Change from Baseline Occlusal force distribution during 3 months (FD)
It will be measured with the Occlusal T-Scan ® analysis system (Teskcan Inc., South Boston, MA, USA) that records different parameters of the dynamics of bite. Uses a thin and reusable intraoral sensor in the form of an arch dental. Obtains quantitative values of the bite. The value of the force of the bite is expressed: • In relation to the forces of the left side and the forces of the right side. The perfect balance would be 1. It will be the lateral ratio distribution.
Time frame: 5 measures: Before the first intervention (FD1_ baseline data), 2 weeks later after the second session (FD2), 5 weeks later after the last session (FD3), 7 weeks later (FD4) and up to 3 months (FD5).

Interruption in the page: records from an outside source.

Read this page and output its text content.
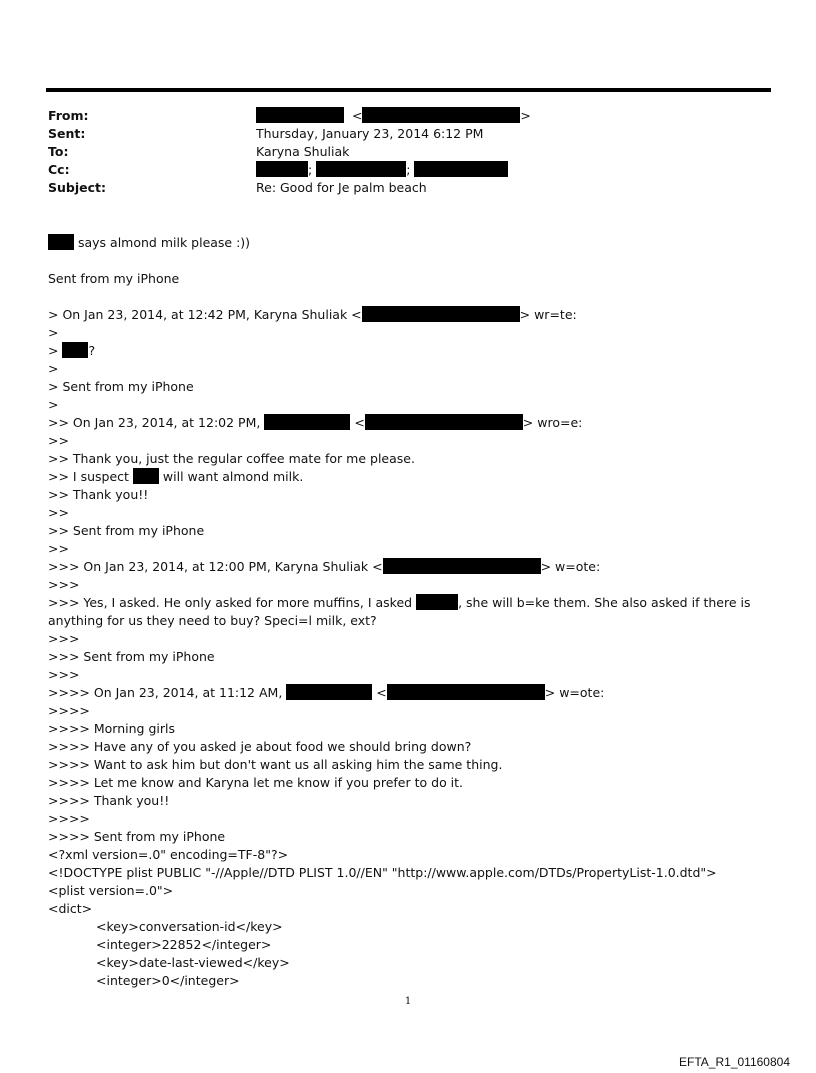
From:	<	>
Sent:	Thursday, January 23, 2014 6:12 PM
To:	Karyna Shuliak
Cc:	;	;
Subject:	Re: Good for Je palm beach
says almond milk please :))
Sent from my iPhone
> On Jan 23, 2014, at 12:42 PM, Karyna Shuliak <	> wr=te:
>
> ?
>
> Sent from my iPhone
>
>> On Jan 23, 2014, at 12:02 PM,	<	> wro=e:
>>
>> Thank you, just the regular coffee mate for me please.
>> I suspect	will want almond milk.
>> Thank you!!
>>
>> Sent from my iPhone
>>
>>> On Jan 23, 2014, at 12:00 PM, Karyna Shuliak <	> w=ote:
>>>
>>> Yes, I asked. He only asked for more muffins, I asked	, she will b=ke them. She also asked if there is anything for us they need to buy? Speci=l milk, ext?
>>>
>>> Sent from my iPhone
>>>
>>>> On Jan 23, 2014, at 11:12 AM,	<	> w=ote:
>>>>
>>>> Morning girls
>>>> Have any of you asked je about food we should bring down?
>>>> Want to ask him but don't want us all asking him the same thing.
>>>> Let me know and Karyna let me know if you prefer to do it.
>>>> Thank you!!
>>>>
>>>> Sent from my iPhone
<?xml version=.0" encoding=TF-8"?>
<!DOCTYPE plist PUBLIC "-//Apple//DTD PLIST 1.0//EN" "http://www.apple.com/DTDs/PropertyList-1.0.dtd">
<plist version=.0">
<dict>
<key>conversation-id</key>
<integer>22852</integer>
<key>date-last-viewed</key>
<integer>0</integer>
1
EFTA_R1_01160804
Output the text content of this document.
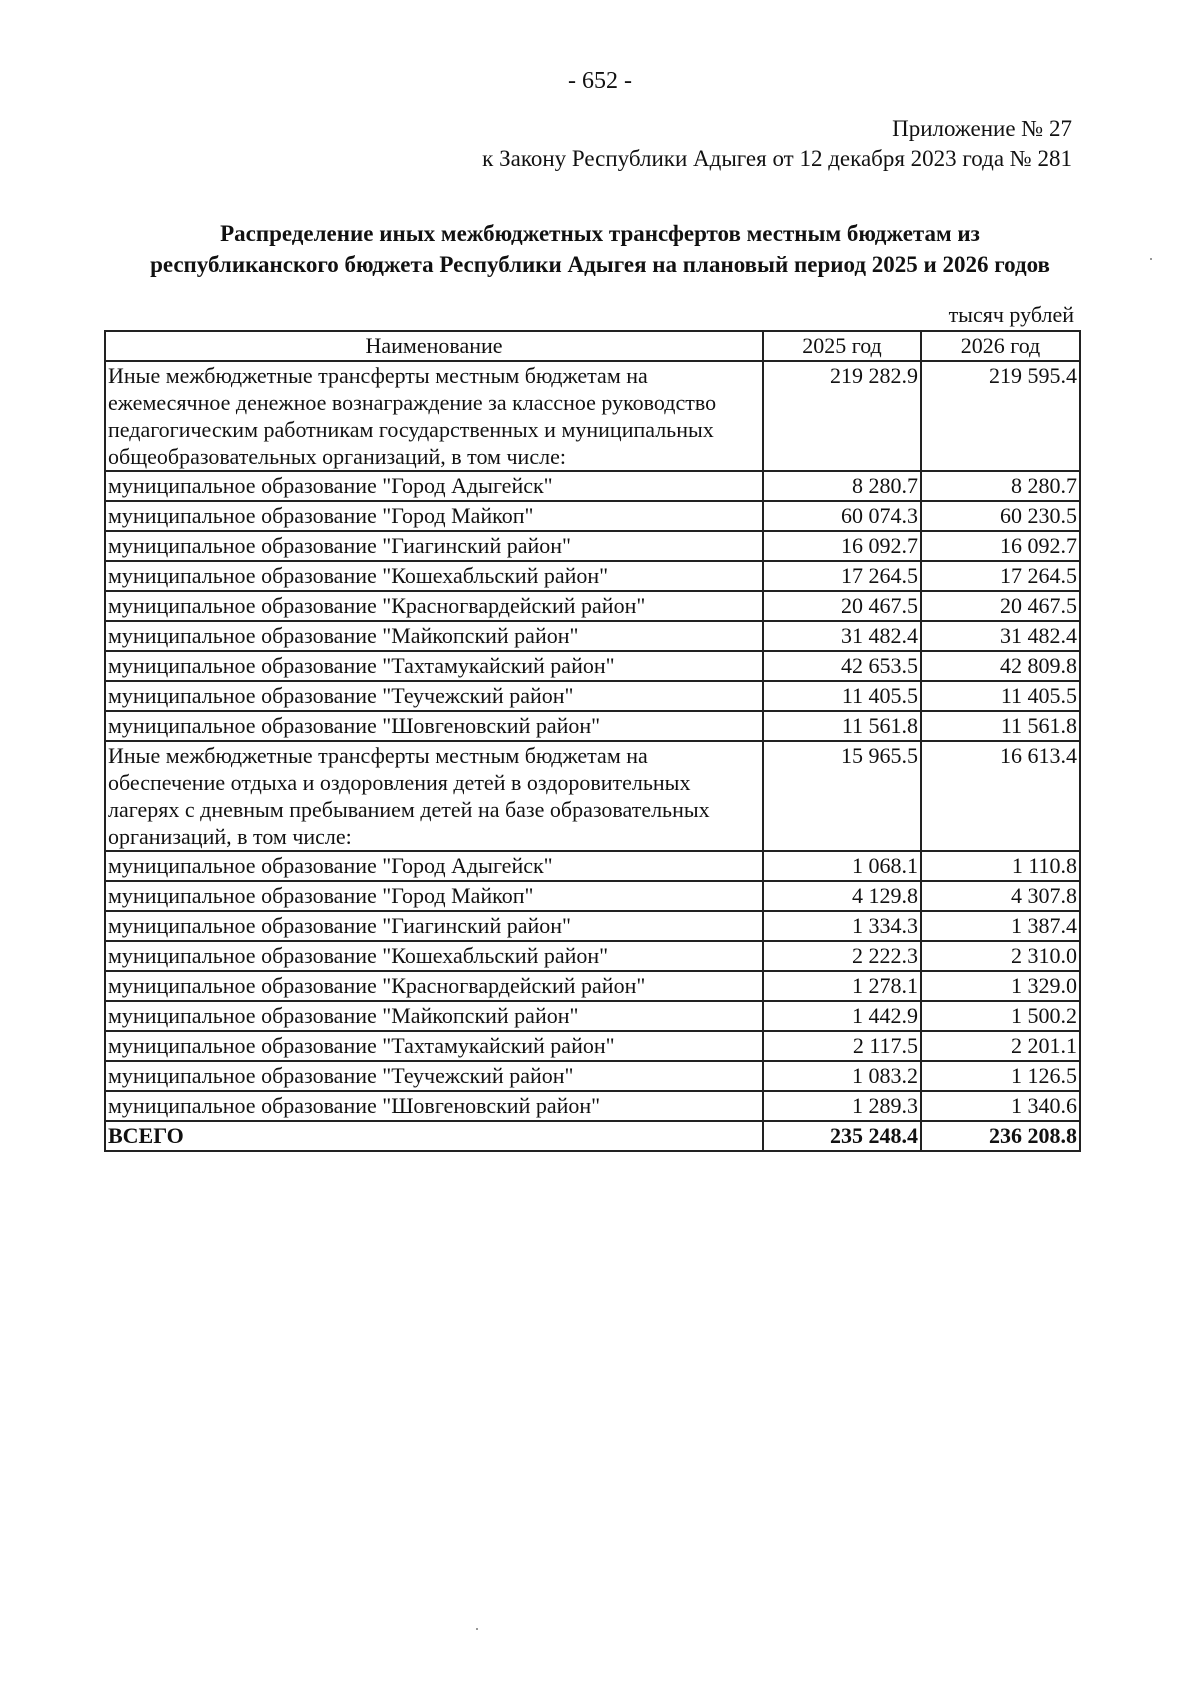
- 652 -
Приложение № 27
к Закону Республики Адыгея от 12 декабря 2023 года № 281
Распределение иных межбюджетных трансфертов местным бюджетам из
республиканского бюджета Республики Адыгея на плановый период 2025 и 2026 годов
тысяч рублей
Наименование	2025 год	2026 год
Иные межбюджетные трансферты местным бюджетам на ежемесячное денежное вознаграждение за классное руководство педагогическим работникам государственных и муниципальных общеобразовательных организаций, в том числе:	219 282.9	219 595.4
муниципальное образование "Город Адыгейск"	8 280.7	8 280.7
муниципальное образование "Город Майкоп"	60 074.3	60 230.5
муниципальное образование "Гиагинский район"	16 092.7	16 092.7
муниципальное образование "Кошехабльский район"	17 264.5	17 264.5
муниципальное образование "Красногвардейский район"	20 467.5	20 467.5
муниципальное образование "Майкопский район"	31 482.4	31 482.4
муниципальное образование "Тахтамукайский район"	42 653.5	42 809.8
муниципальное образование "Теучежский район"	11 405.5	11 405.5
муниципальное образование "Шовгеновский район"	11 561.8	11 561.8
Иные межбюджетные трансферты местным бюджетам на обеспечение отдыха и оздоровления детей в оздоровительных лагерях с дневным пребыванием детей на базе образовательных организаций, в том числе:	15 965.5	16 613.4
муниципальное образование "Город Адыгейск"	1 068.1	1 110.8
муниципальное образование "Город Майкоп"	4 129.8	4 307.8
муниципальное образование "Гиагинский район"	1 334.3	1 387.4
муниципальное образование "Кошехабльский район"	2 222.3	2 310.0
муниципальное образование "Красногвардейский район"	1 278.1	1 329.0
муниципальное образование "Майкопский район"	1 442.9	1 500.2
муниципальное образование "Тахтамукайский район"	2 117.5	2 201.1
муниципальное образование "Теучежский район"	1 083.2	1 126.5
муниципальное образование "Шовгеновский район"	1 289.3	1 340.6
ВСЕГО	235 248.4	236 208.8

Change from Baseline Pain Catastrophism scale during 3 months (PCS)
It consists of 3 subscales (impotence, rumination and magnification). The minimum relevant change is identified in 9.1 points.
Time frame: 5 measures: Before the first intervention (PCS1_ baseline data), 2 weeks later after the second session (PCS2), 5 weeks later after the last session (PCS3), 7 weeks later (PCS4) and up to 3 months (PCS5).
Change from Baseline Kinesiophobia during 3 months (TSK-11)
The Spanish version TSK-11 is a self-assessment tool that evaluates the fear of reinjury due to movement. The score goes from 11 to 44 points. Higher results indicate high values of fear of movement, pain and injury itself. The minimum relevant change is 5,659.
Time frame: 5 measures: Before the first intervention (TSK1_ baseline data), 2 weeks later after the second session (TSK2), 5 weeks later after the last session (TSK3), 7 weeks later (TSK4) and up to 3 months (TSK5).